Posições em julgamento e argumentos defendidos
Defesa e a tradição de autonomia da saúde religiosa
Os defensores argumentam que um acordo de 1995 entre o governo da Colúmbia Britânica e instituições religiosas garante o direito de manter espaços compatíveis com seus valores espirituais, transferindo pacientes para centros que oferecem MAID, em vez de realizá-lo on-site. A defesa sustenta que essa prática respeita a liberdade religiosa e garante diversidade no sistema de saúde.
Segundo o advogado Allison Pejovic, representante do Delta Hospice Society, “a liberdade de consciência coletiva deve ser protegida, e obrigar hospitais religiosos a realizarem procedimentos contrários à sua doutrina desumaniza e viola suas razões de existir”.
Posição contrária e defesa do acesso universal
Já os opositores defendem que a doutrina do Estado deve prevalecer para garantir que toda pessoa tenha acesso ao direito à morte assistida, independente de sua instituição de acolhimento. A Igreja Católica reiterou sua oposição à eutanásia em hospitais confessionais, afirmando que ela viola seus princípios religiosos.
Pontos de intervenção e impacto potencial
O julgamento conta com diversas intervenções, incluindo a do Christian Legal Fellowship, que reforça a liberdade de consciência coletiva, e do Canadian Civil Liberties Association, que questiona se uma instituição pode reivindicar independência religiosa de forma a prejudicar a neutralidade do Estado.
O caso traz também à tona o direito de pacientes terminalmente doentes de escolher ambientes livres de procedimentos que vão contra suas crenças, como argumenta a Delta Hospice Society, que busca garantir direito à recusa à eutanásia com base no artigo 7 da Constituição Canadense, que protege a vida e a segurança dos indivíduos.
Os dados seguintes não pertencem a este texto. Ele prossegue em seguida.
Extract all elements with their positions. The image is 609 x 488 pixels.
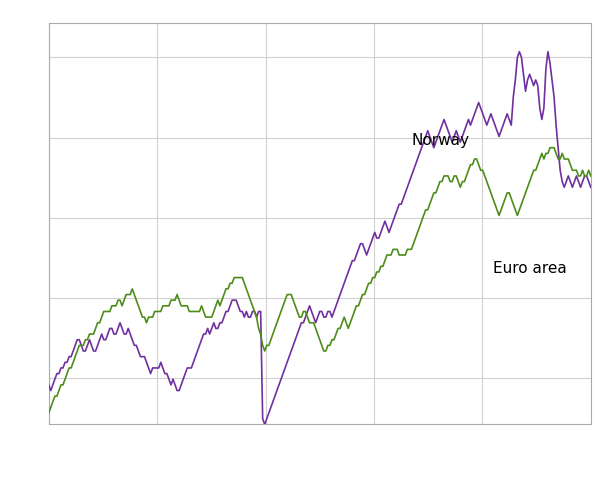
Text: Norway: Norway <box>412 132 470 147</box>
Text: Euro area: Euro area <box>493 261 567 276</box>
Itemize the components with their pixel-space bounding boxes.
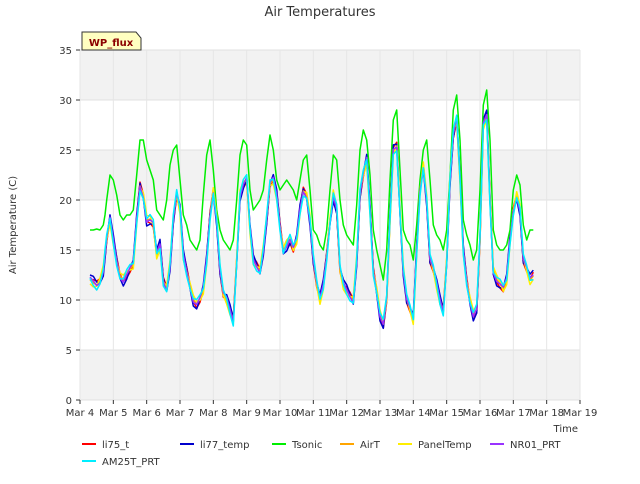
x-tick-label: Mar 16 [463, 408, 498, 419]
x-tick-label: Mar 7 [166, 408, 194, 419]
x-tick-label: Mar 5 [99, 408, 127, 419]
legend-label: li77_temp [200, 440, 249, 451]
y-tick-label: 10 [59, 296, 72, 307]
series-line-am25t-prt [89, 114, 534, 327]
legend-label: NR01_PRT [510, 440, 561, 451]
y-tick-label: 30 [59, 96, 72, 107]
y-axis-ticks: 0 5 10 15 20 25 30 35 [59, 46, 80, 407]
x-tick-label: Mar 19 [563, 408, 598, 419]
legend-label: Tsonic [291, 440, 322, 451]
y-tick-label: 5 [66, 346, 72, 357]
y-tick-label: 25 [59, 146, 72, 157]
x-axis-ticks: Mar 4 Mar 5 Mar 6 Mar 7 Mar 8 Mar 9 Mar 10Mar … [66, 400, 598, 419]
x-tick-label: Mar 18 [529, 408, 564, 419]
x-tick-label: Mar 11 [296, 408, 331, 419]
x-tick-label: Mar 14 [396, 408, 431, 419]
x-tick-label: Mar 9 [232, 408, 260, 419]
x-axis-label: Time [553, 424, 578, 435]
x-tick-label: Mar 10 [263, 408, 298, 419]
legend-label: AM25T_PRT [102, 457, 161, 468]
grid-bands [80, 50, 580, 400]
legend: li75_t li77_temp Tsonic AirT PanelTemp NR01_P… [82, 440, 561, 468]
x-tick-label: Mar 12 [329, 408, 364, 419]
site-badge-label: WP_flux [89, 38, 134, 49]
x-tick-label: Mar 8 [199, 408, 227, 419]
legend-label: li75_t [102, 440, 129, 451]
y-tick-label: 35 [59, 46, 72, 57]
x-tick-label: Mar 4 [66, 408, 94, 419]
series-lines [89, 89, 534, 330]
chart-title: Air Temperatures [264, 5, 375, 20]
site-badge-box [81, 31, 142, 51]
y-axis-label: Air Temperature (C) [8, 176, 19, 274]
x-tick-label: Mar 15 [429, 408, 464, 419]
legend-label: PanelTemp [418, 440, 472, 451]
series-line-tsonic [90, 89, 534, 281]
grid-band [80, 350, 580, 400]
y-tick-label: 0 [66, 396, 72, 407]
y-tick-label: 20 [59, 196, 72, 207]
x-tick-label: Mar 13 [363, 408, 398, 419]
x-tick-label: Mar 6 [132, 408, 160, 419]
y-tick-label: 15 [59, 246, 72, 257]
grid-band [80, 250, 580, 300]
site-badge: WP_flux [81, 31, 142, 51]
x-tick-label: Mar 17 [496, 408, 531, 419]
grid-band [80, 50, 580, 100]
legend-label: AirT [360, 440, 381, 451]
Perspectivas futuras e contexto institucional
O julgamento ocorre em meio à construção do novo hospital St. Paul’s, avaliado em US$ 2,18 bilhões, com o governo de British Columbia reafirmando seu compromisso com a identidade católica da instituição. As sessões de testemunho seguem até fevereiro, e a decisão final deve impactar a legislação e a prática em hospitais religiosos pelo Canadá.
Segundo especialistas, a sentença poderá estabelecer limites claros à autonomia das instituições religiosas frente aos direitos individuais e à legislação de saúde pública, influenciando o futuro do cuidado médico no país.